No one has pinpointed the number of protestors—observers are claiming anywhere from 12,000 (the official number) to 70,000—but it almost doesn’t matter. What does matter is that once again, the Chinese people have spoken their mind through mass protest; once again the local government has listened and (apparently) capitulated; and once again civil society has emerged at the forefront of a push for political change.
Over the weekend, on Sunday, August 14, a largely middle-class group of Chinese citizens organized a large-scale demonstration in the coastal city of Dalian via the Internet. They were protesting what they believed to be inadequate safeguards at a local Paraxylene (a carcinogenic benzene-based chemical referred to as “PX”) factory. A protective dike around the factory had been breached by rain and high waves that resulted from the tropical storm Muifa. Residents nearby the plant were evacuated, and in the wake of the evacuation, officials reportedly began to consider relocating the factory.
However, the decision was taken away from the government by the protestors. Although the government reported that the factory had not been damaged and no chemical contamination had occurred, residents were worried about the potential for a future disaster; the chemical plant is only twenty kilometers from the center of the city. The government quickly agreed to shut down and relocate the factory. (Of course, at least one news report has noted that the factory is continuing to operate even after the government’s pledge to shut it down immediately.)

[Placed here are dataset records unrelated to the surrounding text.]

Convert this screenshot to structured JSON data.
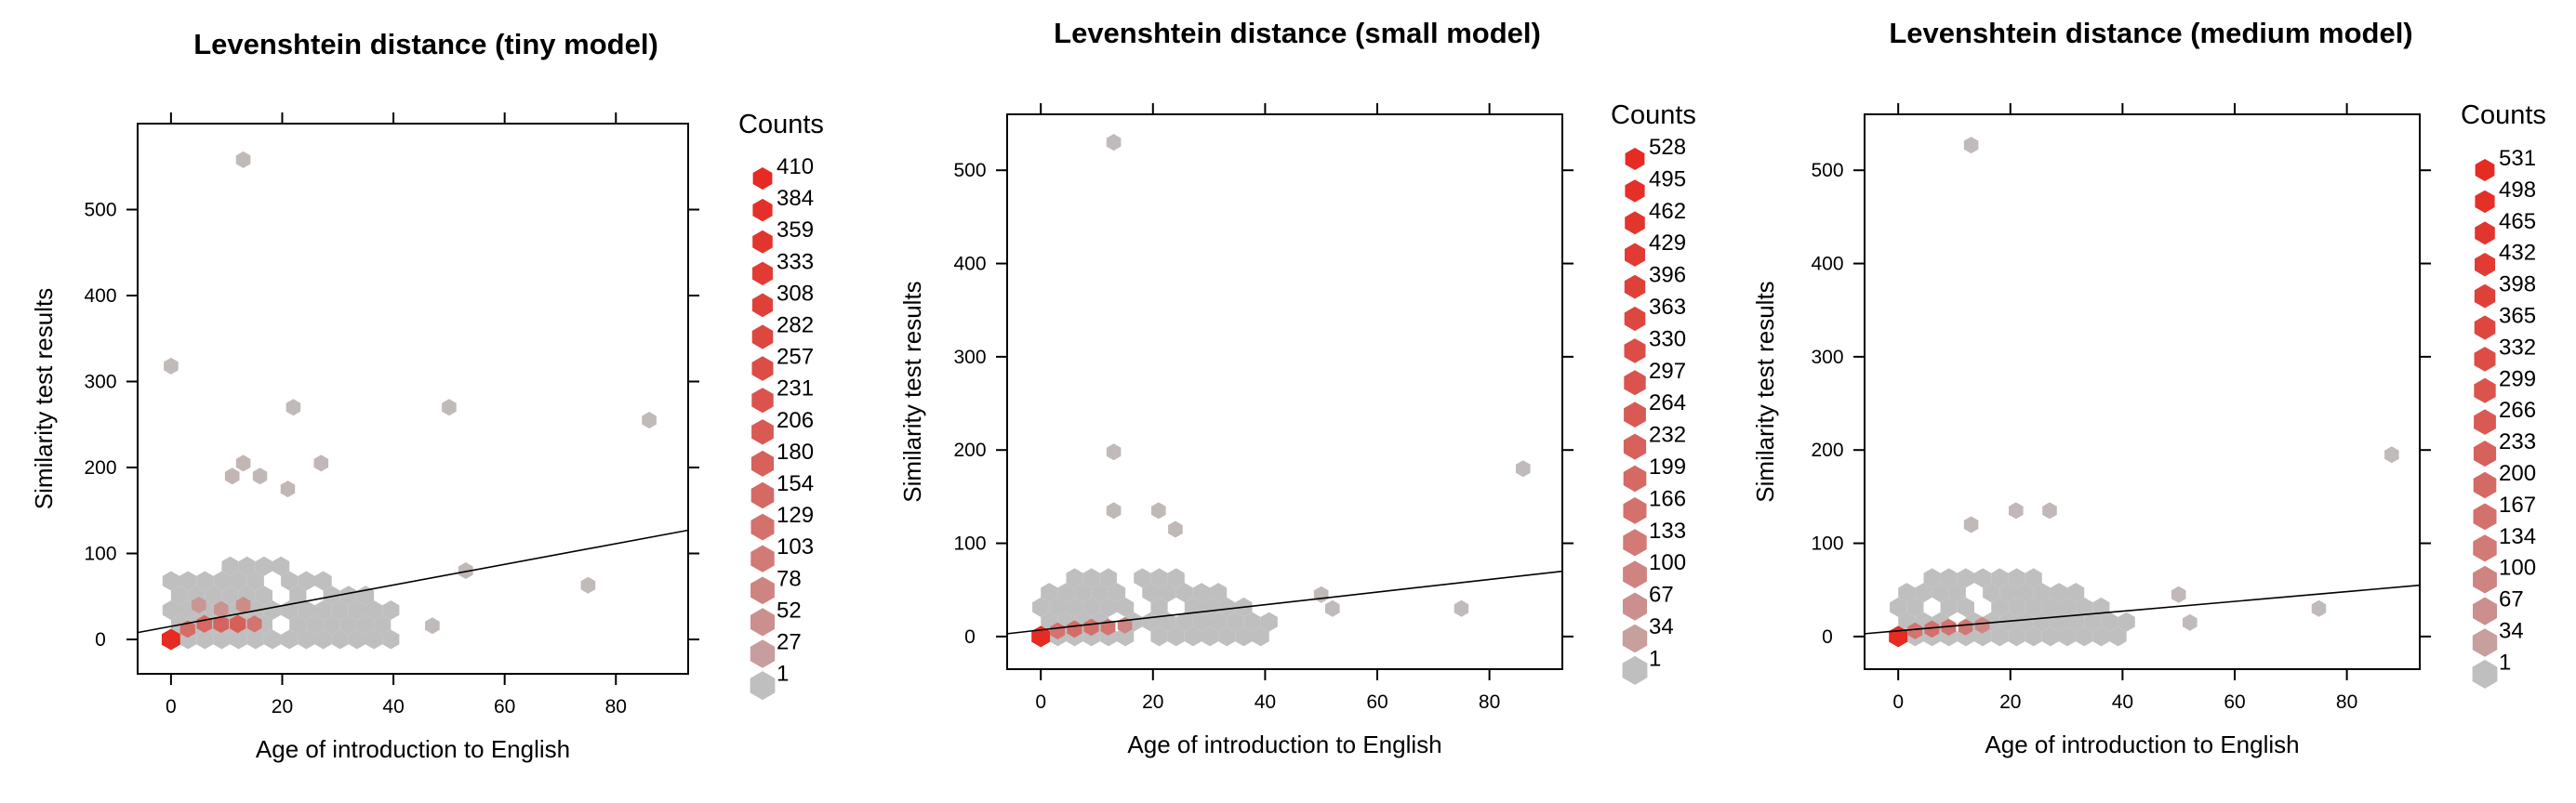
{
  "chart_data": [
    {
      "type": "scatter",
      "subtype": "hexbin",
      "title": "Levenshtein distance (tiny model)",
      "xlabel": "Age of introduction to English",
      "ylabel": "Similarity test results",
      "x_ticks": [
        0,
        20,
        40,
        60,
        80
      ],
      "y_ticks": [
        0,
        100,
        200,
        300,
        400,
        500
      ],
      "xlim": [
        -6,
        93
      ],
      "ylim": [
        -40,
        600
      ],
      "legend_title": "Counts",
      "legend_values": [
        410,
        384,
        359,
        333,
        308,
        282,
        257,
        231,
        206,
        180,
        154,
        129,
        103,
        78,
        52,
        27,
        1
      ],
      "regression_line": {
        "x": [
          -6,
          93
        ],
        "y": [
          8,
          127
        ]
      },
      "points": [
        {
          "x": 0,
          "y": 0,
          "count": 410
        },
        {
          "x": 3,
          "y": 12,
          "count": 140
        },
        {
          "x": 6,
          "y": 18,
          "count": 160
        },
        {
          "x": 9,
          "y": 18,
          "count": 170
        },
        {
          "x": 12,
          "y": 18,
          "count": 190
        },
        {
          "x": 15,
          "y": 18,
          "count": 120
        },
        {
          "x": 13,
          "y": 40,
          "count": 60
        },
        {
          "x": 5,
          "y": 40,
          "count": 40
        },
        {
          "x": 9,
          "y": 35,
          "count": 45
        },
        {
          "x": 13,
          "y": 558,
          "count": 1
        },
        {
          "x": 0,
          "y": 318,
          "count": 1
        },
        {
          "x": 22,
          "y": 270,
          "count": 1
        },
        {
          "x": 50,
          "y": 270,
          "count": 1
        },
        {
          "x": 86,
          "y": 255,
          "count": 1
        },
        {
          "x": 75,
          "y": 63,
          "count": 1
        },
        {
          "x": 53,
          "y": 80,
          "count": 2
        },
        {
          "x": 47,
          "y": 16,
          "count": 1
        },
        {
          "x": 13,
          "y": 205,
          "count": 3
        },
        {
          "x": 27,
          "y": 205,
          "count": 2
        },
        {
          "x": 21,
          "y": 175,
          "count": 2
        },
        {
          "x": 11,
          "y": 190,
          "count": 3
        },
        {
          "x": 16,
          "y": 190,
          "count": 2
        }
      ]
    },
    {
      "type": "scatter",
      "subtype": "hexbin",
      "title": "Levenshtein distance (small model)",
      "xlabel": "Age of introduction to English",
      "ylabel": "Similarity test results",
      "x_ticks": [
        0,
        20,
        40,
        60,
        80
      ],
      "y_ticks": [
        0,
        100,
        200,
        300,
        400,
        500
      ],
      "xlim": [
        -6,
        93
      ],
      "ylim": [
        -35,
        560
      ],
      "legend_title": "Counts",
      "legend_values": [
        528,
        495,
        462,
        429,
        396,
        363,
        330,
        297,
        264,
        232,
        199,
        166,
        133,
        100,
        67,
        34,
        1
      ],
      "regression_line": {
        "x": [
          -6,
          93
        ],
        "y": [
          3,
          70
        ]
      },
      "points": [
        {
          "x": 0,
          "y": 0,
          "count": 528
        },
        {
          "x": 3,
          "y": 6,
          "count": 160
        },
        {
          "x": 6,
          "y": 8,
          "count": 180
        },
        {
          "x": 9,
          "y": 10,
          "count": 170
        },
        {
          "x": 12,
          "y": 10,
          "count": 150
        },
        {
          "x": 15,
          "y": 12,
          "count": 100
        },
        {
          "x": 13,
          "y": 530,
          "count": 1
        },
        {
          "x": 13,
          "y": 198,
          "count": 1
        },
        {
          "x": 86,
          "y": 180,
          "count": 1
        },
        {
          "x": 75,
          "y": 30,
          "count": 1
        },
        {
          "x": 50,
          "y": 45,
          "count": 2
        },
        {
          "x": 52,
          "y": 30,
          "count": 1
        },
        {
          "x": 21,
          "y": 135,
          "count": 2
        },
        {
          "x": 13,
          "y": 135,
          "count": 2
        },
        {
          "x": 24,
          "y": 115,
          "count": 2
        }
      ]
    },
    {
      "type": "scatter",
      "subtype": "hexbin",
      "title": "Levenshtein distance (medium model)",
      "xlabel": "Age of introduction to English",
      "ylabel": "Similarity test results",
      "x_ticks": [
        0,
        20,
        40,
        60,
        80
      ],
      "y_ticks": [
        0,
        100,
        200,
        300,
        400,
        500
      ],
      "xlim": [
        -6,
        93
      ],
      "ylim": [
        -35,
        560
      ],
      "legend_title": "Counts",
      "legend_values": [
        531,
        498,
        465,
        432,
        398,
        365,
        332,
        299,
        266,
        233,
        200,
        167,
        134,
        100,
        67,
        34,
        1
      ],
      "regression_line": {
        "x": [
          -6,
          93
        ],
        "y": [
          3,
          55
        ]
      },
      "points": [
        {
          "x": 0,
          "y": 0,
          "count": 531
        },
        {
          "x": 3,
          "y": 6,
          "count": 150
        },
        {
          "x": 6,
          "y": 8,
          "count": 170
        },
        {
          "x": 9,
          "y": 10,
          "count": 160
        },
        {
          "x": 12,
          "y": 10,
          "count": 140
        },
        {
          "x": 15,
          "y": 12,
          "count": 90
        },
        {
          "x": 13,
          "y": 527,
          "count": 1
        },
        {
          "x": 88,
          "y": 195,
          "count": 1
        },
        {
          "x": 75,
          "y": 30,
          "count": 1
        },
        {
          "x": 50,
          "y": 45,
          "count": 2
        },
        {
          "x": 52,
          "y": 15,
          "count": 1
        },
        {
          "x": 21,
          "y": 135,
          "count": 2
        },
        {
          "x": 27,
          "y": 135,
          "count": 2
        },
        {
          "x": 13,
          "y": 120,
          "count": 2
        }
      ]
    }
  ]
}
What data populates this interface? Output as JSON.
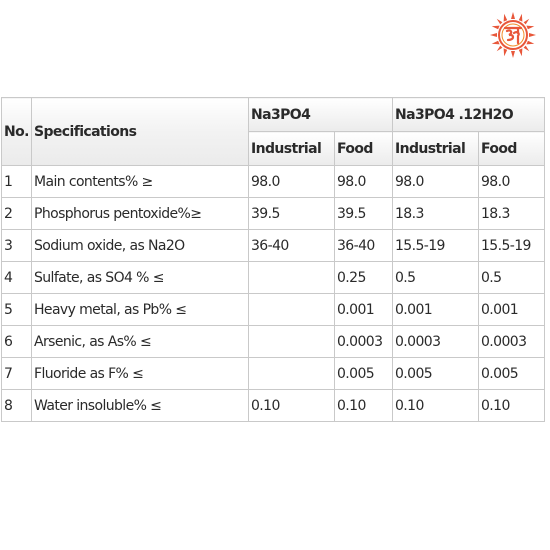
{
  "logo": {
    "icon": "sun-om-logo-icon",
    "colors": {
      "primary": "#e8573a",
      "secondary": "#f28c28"
    }
  },
  "table": {
    "headers": {
      "no": "No.",
      "specifications": "Specifications",
      "groups": [
        "Na3PO4",
        "Na3PO4 .12H2O"
      ],
      "grades": [
        "Industrial",
        "Food",
        "Industrial",
        "Food"
      ]
    },
    "rows": [
      {
        "no": "1",
        "spec": "Main contents% ≥",
        "values": [
          "98.0",
          "98.0",
          "98.0",
          "98.0"
        ]
      },
      {
        "no": "2",
        "spec": "Phosphorus pentoxide%≥",
        "values": [
          "39.5",
          "39.5",
          "18.3",
          "18.3"
        ]
      },
      {
        "no": "3",
        "spec": "Sodium oxide, as Na2O",
        "values": [
          "36-40",
          "36-40",
          "15.5-19",
          "15.5-19"
        ]
      },
      {
        "no": "4",
        "spec": "Sulfate, as SO4 % ≤",
        "values": [
          "",
          "0.25",
          "0.5",
          "0.5"
        ]
      },
      {
        "no": "5",
        "spec": "Heavy metal, as Pb% ≤",
        "values": [
          "",
          "0.001",
          "0.001",
          "0.001"
        ]
      },
      {
        "no": "6",
        "spec": "Arsenic, as As% ≤",
        "values": [
          "",
          "0.0003",
          "0.0003",
          "0.0003"
        ]
      },
      {
        "no": "7",
        "spec": "Fluoride as F% ≤",
        "values": [
          "",
          "0.005",
          "0.005",
          "0.005"
        ]
      },
      {
        "no": "8",
        "spec": "Water insoluble% ≤",
        "values": [
          "0.10",
          "0.10",
          "0.10",
          "0.10"
        ]
      }
    ]
  }
}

Many news reports have made analogies to a protest in 2007, further down the coast in Xiamen, where the local government, also under significant popular pressure, agreed not to site a PX factory close to the city center. There are similarities—the protesters numbered in the thousands, people communicated via the Internet and cell phones, and the type of plant was the same. In the Xiamen case, however, no plant had yet been built; the opportunity cost for the local government was significant but the actual financial loss was non-existent. In the Dalian situation, the economic losses—first from shuttering the factory and then from relocating it—will be considerable.
What It Signifies
The real significance of the protest, however, is far greater than simply another demonstration of the political potency of mass protest in China. Indeed, an editorial in China’s Global Times warns against considering Dalian simply as a “victory of a ‘protest.” Rather—and this is my interpretation—it is another symbol of how Chinese citizen activism—whether through organized non-governmental organizations, Internet campaigns, running as independent candidacies in local district congress elections, or demonstrations such as that in Dalian—has become a leading source of political evolution in China.
It is important—if often painful—to think about political change in China in the context of the intentions, capacity, resilience, and fate of the larger-than-life political figures, such as Wen Jiabao, Ai Weiwei, and Liu Xiaobo. At the same time, the Dalian protest reminds us that it is equally important to focus on the evolving intentions, capacity, resilience, and fate of the broader Chinese citizenry. China may well be in the midst of a reform movement born of the masses. The Global Times suggests that the Dalian demonstrations and their aftermath are a sign that “Both the public and the government have begun adapting both their language and actions to a more democratic time.” Let’s hope the Global Times is on to something.